The Most Critical Challenge Facing Movie Theaters Is One of Supply Not Demand
Even while being starved for tentpoles amid Hollywood's Netflix envy as the media cheers its demise, the box office still delivers record debuts, franchise milestones and sleeper hits
We’ll know the Friday grosses soon enough, but both Furiosa: A Mad Max Saga and The Garfield Movie will likely have halfway decent post-holiday holds without necessarily undercutting their softer-than-hoped (especially for the former) Fri-Mon Memorial Day frame. If they hold firm, it will partially be because the closest thing to a new biggie is Daisy Ridley’s well-received true-life inspirational swimming melodrama Young Woman and the Sea, which began life as a Disney+ original before Jerry Bruckheimer pushed for what will at least be a modest theatrical release. That’s a net positive, but this is a post-Memorial Day weekend that previously housed sky-high openings for Finding Nemo ($70 million in 2003), Wonder Woman ($104 million in 2017) and Spider-Man: Across the Spider-Verse ($121 million in 2023). So… why not a single, even halfhearted tentpole this weekend?

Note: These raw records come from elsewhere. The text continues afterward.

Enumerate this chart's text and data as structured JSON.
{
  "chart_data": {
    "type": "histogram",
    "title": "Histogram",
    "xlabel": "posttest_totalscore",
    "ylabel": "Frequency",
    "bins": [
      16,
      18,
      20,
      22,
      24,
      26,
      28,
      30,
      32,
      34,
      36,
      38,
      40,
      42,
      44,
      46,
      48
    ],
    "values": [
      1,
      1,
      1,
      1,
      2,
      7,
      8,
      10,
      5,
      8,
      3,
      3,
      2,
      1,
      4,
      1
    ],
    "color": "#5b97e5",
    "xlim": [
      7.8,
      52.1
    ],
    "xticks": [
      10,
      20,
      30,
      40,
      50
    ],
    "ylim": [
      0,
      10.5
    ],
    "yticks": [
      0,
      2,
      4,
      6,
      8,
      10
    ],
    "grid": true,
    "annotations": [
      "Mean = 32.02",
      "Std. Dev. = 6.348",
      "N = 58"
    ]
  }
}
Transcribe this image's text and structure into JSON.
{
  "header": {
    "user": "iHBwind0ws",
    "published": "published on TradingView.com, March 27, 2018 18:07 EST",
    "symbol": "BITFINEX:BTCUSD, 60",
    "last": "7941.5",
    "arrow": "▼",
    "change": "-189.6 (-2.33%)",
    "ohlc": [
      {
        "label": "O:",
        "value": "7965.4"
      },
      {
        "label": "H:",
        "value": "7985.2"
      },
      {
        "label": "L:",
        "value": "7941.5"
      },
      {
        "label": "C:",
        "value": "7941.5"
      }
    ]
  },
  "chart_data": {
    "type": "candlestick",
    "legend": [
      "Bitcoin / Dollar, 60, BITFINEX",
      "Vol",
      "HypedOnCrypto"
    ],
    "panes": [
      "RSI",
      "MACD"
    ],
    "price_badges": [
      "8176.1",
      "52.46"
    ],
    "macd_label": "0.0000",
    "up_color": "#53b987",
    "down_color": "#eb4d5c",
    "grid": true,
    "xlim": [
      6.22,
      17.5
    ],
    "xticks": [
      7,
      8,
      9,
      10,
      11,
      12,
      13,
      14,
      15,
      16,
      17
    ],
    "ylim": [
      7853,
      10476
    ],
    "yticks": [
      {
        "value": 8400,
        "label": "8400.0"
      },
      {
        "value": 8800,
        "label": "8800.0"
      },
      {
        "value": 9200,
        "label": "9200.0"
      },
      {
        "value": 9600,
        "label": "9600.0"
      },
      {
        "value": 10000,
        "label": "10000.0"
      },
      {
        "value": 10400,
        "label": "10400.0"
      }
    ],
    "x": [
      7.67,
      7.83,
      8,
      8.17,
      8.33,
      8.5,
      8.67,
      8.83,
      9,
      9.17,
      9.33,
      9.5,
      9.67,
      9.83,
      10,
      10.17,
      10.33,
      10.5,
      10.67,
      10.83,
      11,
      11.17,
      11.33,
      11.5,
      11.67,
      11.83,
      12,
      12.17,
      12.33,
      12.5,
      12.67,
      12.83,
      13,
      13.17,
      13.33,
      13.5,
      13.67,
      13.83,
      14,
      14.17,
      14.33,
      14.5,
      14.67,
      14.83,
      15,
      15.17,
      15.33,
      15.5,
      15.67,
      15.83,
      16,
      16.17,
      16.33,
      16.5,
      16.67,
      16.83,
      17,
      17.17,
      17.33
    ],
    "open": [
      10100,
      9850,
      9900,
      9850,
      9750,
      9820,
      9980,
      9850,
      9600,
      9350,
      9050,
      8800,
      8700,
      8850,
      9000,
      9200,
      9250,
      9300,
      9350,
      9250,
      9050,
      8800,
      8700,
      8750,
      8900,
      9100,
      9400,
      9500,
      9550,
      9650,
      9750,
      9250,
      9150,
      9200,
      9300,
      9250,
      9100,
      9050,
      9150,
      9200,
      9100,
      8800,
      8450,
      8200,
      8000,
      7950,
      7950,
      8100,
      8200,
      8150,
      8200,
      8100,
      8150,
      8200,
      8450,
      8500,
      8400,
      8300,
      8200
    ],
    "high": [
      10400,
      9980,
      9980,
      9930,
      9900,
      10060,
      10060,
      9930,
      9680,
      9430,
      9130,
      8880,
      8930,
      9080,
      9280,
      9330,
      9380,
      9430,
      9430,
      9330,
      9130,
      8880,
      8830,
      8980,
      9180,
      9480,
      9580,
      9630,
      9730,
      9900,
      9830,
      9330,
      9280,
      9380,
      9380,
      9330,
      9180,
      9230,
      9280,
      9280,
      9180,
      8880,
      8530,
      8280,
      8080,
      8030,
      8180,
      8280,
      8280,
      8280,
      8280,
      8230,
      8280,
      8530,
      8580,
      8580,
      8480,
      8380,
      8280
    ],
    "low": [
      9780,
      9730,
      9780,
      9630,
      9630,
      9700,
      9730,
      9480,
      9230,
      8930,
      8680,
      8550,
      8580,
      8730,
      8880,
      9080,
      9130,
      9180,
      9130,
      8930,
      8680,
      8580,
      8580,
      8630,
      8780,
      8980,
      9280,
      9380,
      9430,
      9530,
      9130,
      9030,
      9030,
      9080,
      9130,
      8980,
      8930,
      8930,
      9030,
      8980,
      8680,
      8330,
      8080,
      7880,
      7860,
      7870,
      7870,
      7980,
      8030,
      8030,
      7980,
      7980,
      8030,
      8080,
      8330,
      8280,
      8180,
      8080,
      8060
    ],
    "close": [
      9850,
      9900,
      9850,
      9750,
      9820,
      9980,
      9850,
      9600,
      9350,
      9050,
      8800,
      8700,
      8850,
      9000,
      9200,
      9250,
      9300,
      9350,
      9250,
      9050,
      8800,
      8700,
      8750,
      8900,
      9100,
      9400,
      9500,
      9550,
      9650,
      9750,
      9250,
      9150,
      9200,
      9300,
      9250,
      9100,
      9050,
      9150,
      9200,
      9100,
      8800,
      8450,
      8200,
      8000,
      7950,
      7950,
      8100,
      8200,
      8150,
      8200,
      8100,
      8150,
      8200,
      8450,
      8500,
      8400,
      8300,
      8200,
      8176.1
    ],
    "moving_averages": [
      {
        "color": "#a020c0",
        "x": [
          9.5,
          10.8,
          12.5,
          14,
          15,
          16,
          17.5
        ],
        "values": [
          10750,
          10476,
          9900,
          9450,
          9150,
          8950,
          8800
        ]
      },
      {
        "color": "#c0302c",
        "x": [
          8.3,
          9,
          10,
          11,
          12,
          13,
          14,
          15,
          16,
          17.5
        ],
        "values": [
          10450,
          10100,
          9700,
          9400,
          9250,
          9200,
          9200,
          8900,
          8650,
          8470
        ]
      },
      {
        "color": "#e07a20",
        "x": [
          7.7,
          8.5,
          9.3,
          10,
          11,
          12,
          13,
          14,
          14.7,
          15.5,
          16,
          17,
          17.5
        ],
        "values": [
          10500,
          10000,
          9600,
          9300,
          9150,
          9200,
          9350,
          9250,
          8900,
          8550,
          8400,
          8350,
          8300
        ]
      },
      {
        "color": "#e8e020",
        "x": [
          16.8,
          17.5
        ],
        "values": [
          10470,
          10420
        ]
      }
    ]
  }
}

From March 2021 to March 2022, a slew of films (Godzilla Vs. Kong, Demon Slayer, Free Guy, Venom: Let There Be Carnage, Sing 2, Scream and Uncharted) performed at or above par compared to pre-COVID expectations. In early March of 2022, The Batman became the biggest-grossing reboot ever in North America ($370 million) and second worldwide ($770 million) behind (Marvel Studios’ Iron Man co-starring) Spider-Man: Homecoming ($881 million in 2017). With all the handwringing about the overall fate of the theatrical industry – with a miserable first two months of 2024 now weathering a pitiful May as summer also-rans unsurprisingly fail to perform like industry tentpoles – for the umpteenth time over the last four years, the problem remains the same. Spoiler: it’s supply, not demand. If studios don’t give audiences movies they want to see, they’ll stay home.